L’écrivaine jongle avec la théorie de l’évolution des espèces, certaines idées de Karl Marx, la théorie du Big Bang et s’infiltre dans le jardin d’Éden où les pommiers «du Bien et du Mal, de la Connaissance et de la Putréfaction», trahissent les secrets. Madame Houde convoque sa Majesté le vent et les chats volants, les fées et les mages. Il n’en faut pas plus pour croire à la révolution ou l’évolution...
L’imaginaire oui, mais il cède devant la réflexion. Un banc au Jardin botanique de Montréal, un arbre perdu dans ses fleurs, un étang, des papillons et il est alors possible d’oublier la respiration difficile et le pas plus lourd.
Le lecteur qui fréquente l’oeuvre de cette écrivaine reconnaît des thèmes qui marquent une oeuvre romanesque très dense. Le passé surgit entre deux gestes, deux mots, un sourire ou un éclat de rire. Les disparus tournent sur la pointe des pieds et chuchotent à l’oreille des vivants.
«À cet instant, tu n’es plus seule sur la route. Tu sens sa présence. Il arrive parfois que des cailloux nous racontent une histoire et dépose le souffle chaud d’une ombre au creux de nos mains.» (p.124)
Gravité
Même en s’amusant, Nicole Houde ne s’éloigne guère de la gravité qui leste ses ouvrages.
«La mort, la vie et tous ces liens ténus qui nous rattachent aux autres ; il s’agit parfois d’un chapeau, d’une rose, d’un chat ou d’une rivière. Variations d’une partition musicale puisque le langage est, parmi ces liens, le plus fondamental.» (p.46)
Des surprises comme toujours, des bonheurs à lire et relire.

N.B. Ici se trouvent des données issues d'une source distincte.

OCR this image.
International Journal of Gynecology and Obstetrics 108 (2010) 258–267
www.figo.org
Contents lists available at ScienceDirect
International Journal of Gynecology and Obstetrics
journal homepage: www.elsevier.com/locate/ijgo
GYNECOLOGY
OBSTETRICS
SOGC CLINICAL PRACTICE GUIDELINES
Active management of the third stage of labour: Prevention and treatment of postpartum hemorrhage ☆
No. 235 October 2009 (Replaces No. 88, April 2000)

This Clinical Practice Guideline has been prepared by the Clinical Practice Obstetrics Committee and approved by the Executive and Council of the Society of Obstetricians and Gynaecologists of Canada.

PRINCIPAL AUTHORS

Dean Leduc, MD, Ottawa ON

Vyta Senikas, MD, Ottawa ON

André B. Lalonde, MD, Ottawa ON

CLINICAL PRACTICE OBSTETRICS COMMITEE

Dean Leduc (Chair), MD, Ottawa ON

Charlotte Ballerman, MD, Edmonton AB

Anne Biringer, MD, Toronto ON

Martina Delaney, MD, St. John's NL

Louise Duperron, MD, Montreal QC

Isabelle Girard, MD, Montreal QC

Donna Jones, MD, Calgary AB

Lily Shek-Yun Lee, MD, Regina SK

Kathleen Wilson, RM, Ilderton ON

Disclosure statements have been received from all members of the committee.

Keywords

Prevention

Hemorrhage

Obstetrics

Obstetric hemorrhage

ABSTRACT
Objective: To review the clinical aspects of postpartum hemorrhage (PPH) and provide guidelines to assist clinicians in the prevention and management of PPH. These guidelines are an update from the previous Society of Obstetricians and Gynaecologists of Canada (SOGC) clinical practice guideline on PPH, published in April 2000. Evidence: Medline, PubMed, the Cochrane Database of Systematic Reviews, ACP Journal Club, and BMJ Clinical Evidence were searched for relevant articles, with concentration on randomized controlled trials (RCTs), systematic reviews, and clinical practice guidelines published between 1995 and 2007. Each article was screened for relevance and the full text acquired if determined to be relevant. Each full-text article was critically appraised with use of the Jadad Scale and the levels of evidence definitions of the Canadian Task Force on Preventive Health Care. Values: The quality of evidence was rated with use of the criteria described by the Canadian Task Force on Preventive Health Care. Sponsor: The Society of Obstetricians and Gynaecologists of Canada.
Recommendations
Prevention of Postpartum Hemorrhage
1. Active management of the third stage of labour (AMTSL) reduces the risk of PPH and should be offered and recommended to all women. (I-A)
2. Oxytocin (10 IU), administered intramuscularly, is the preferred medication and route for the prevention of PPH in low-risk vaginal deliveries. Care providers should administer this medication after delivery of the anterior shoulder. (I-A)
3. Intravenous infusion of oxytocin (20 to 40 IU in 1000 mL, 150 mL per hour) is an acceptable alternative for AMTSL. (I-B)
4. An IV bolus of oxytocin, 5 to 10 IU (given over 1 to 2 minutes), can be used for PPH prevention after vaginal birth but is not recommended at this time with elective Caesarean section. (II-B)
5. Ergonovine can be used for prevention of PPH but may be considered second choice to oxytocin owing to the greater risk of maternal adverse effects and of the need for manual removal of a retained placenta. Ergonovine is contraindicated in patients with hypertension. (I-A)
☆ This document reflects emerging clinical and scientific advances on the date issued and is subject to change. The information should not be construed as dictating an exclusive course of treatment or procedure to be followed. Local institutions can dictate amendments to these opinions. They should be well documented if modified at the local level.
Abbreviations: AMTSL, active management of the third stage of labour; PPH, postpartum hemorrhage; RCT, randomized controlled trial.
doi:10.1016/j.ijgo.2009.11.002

«La terre demeure l’ultime interlocutrice de nos conversations. Nous faisons semblant de ne pas l’entendre. Elle réplique en nous donnant de la neige, du soleil, des ancolies et des épervières. Quand nous l’avons suffisamment rendue abstraite, la terre nous regarde avec les yeux d’un homme ou ceux d’un chat.» (p.17)
Il suffit d’une phrase et Madame Houde fait prendre conscience que respirer est un miracle.
«Comme chaque être humain, je suis une histoire contenant beaucoup d’hiers et une foule de personnages ; les miens se frottent l’âme contre l’épais pelage d’un chat musicien. Il s’appelle Pierrot à cause des clairs de lune. Je lui parle de mon père, né et mort d’une soif sans bon sens, je lui parle de ma mère couchée dans une nuit dont elle ne reviendra pas.» (p.32)
Nicole Houde a l’art d’aborder les choses les plus amusantes et les plus graves avec des images qui figent. Il suffit de s’abandonner entre les rires et la réflexion pour saisir une autre facette de cette écrivaine incomparable. Un bonheur.
«Bancs publics» de Nicole Houde est paru aux Éditions de La Pleine lune.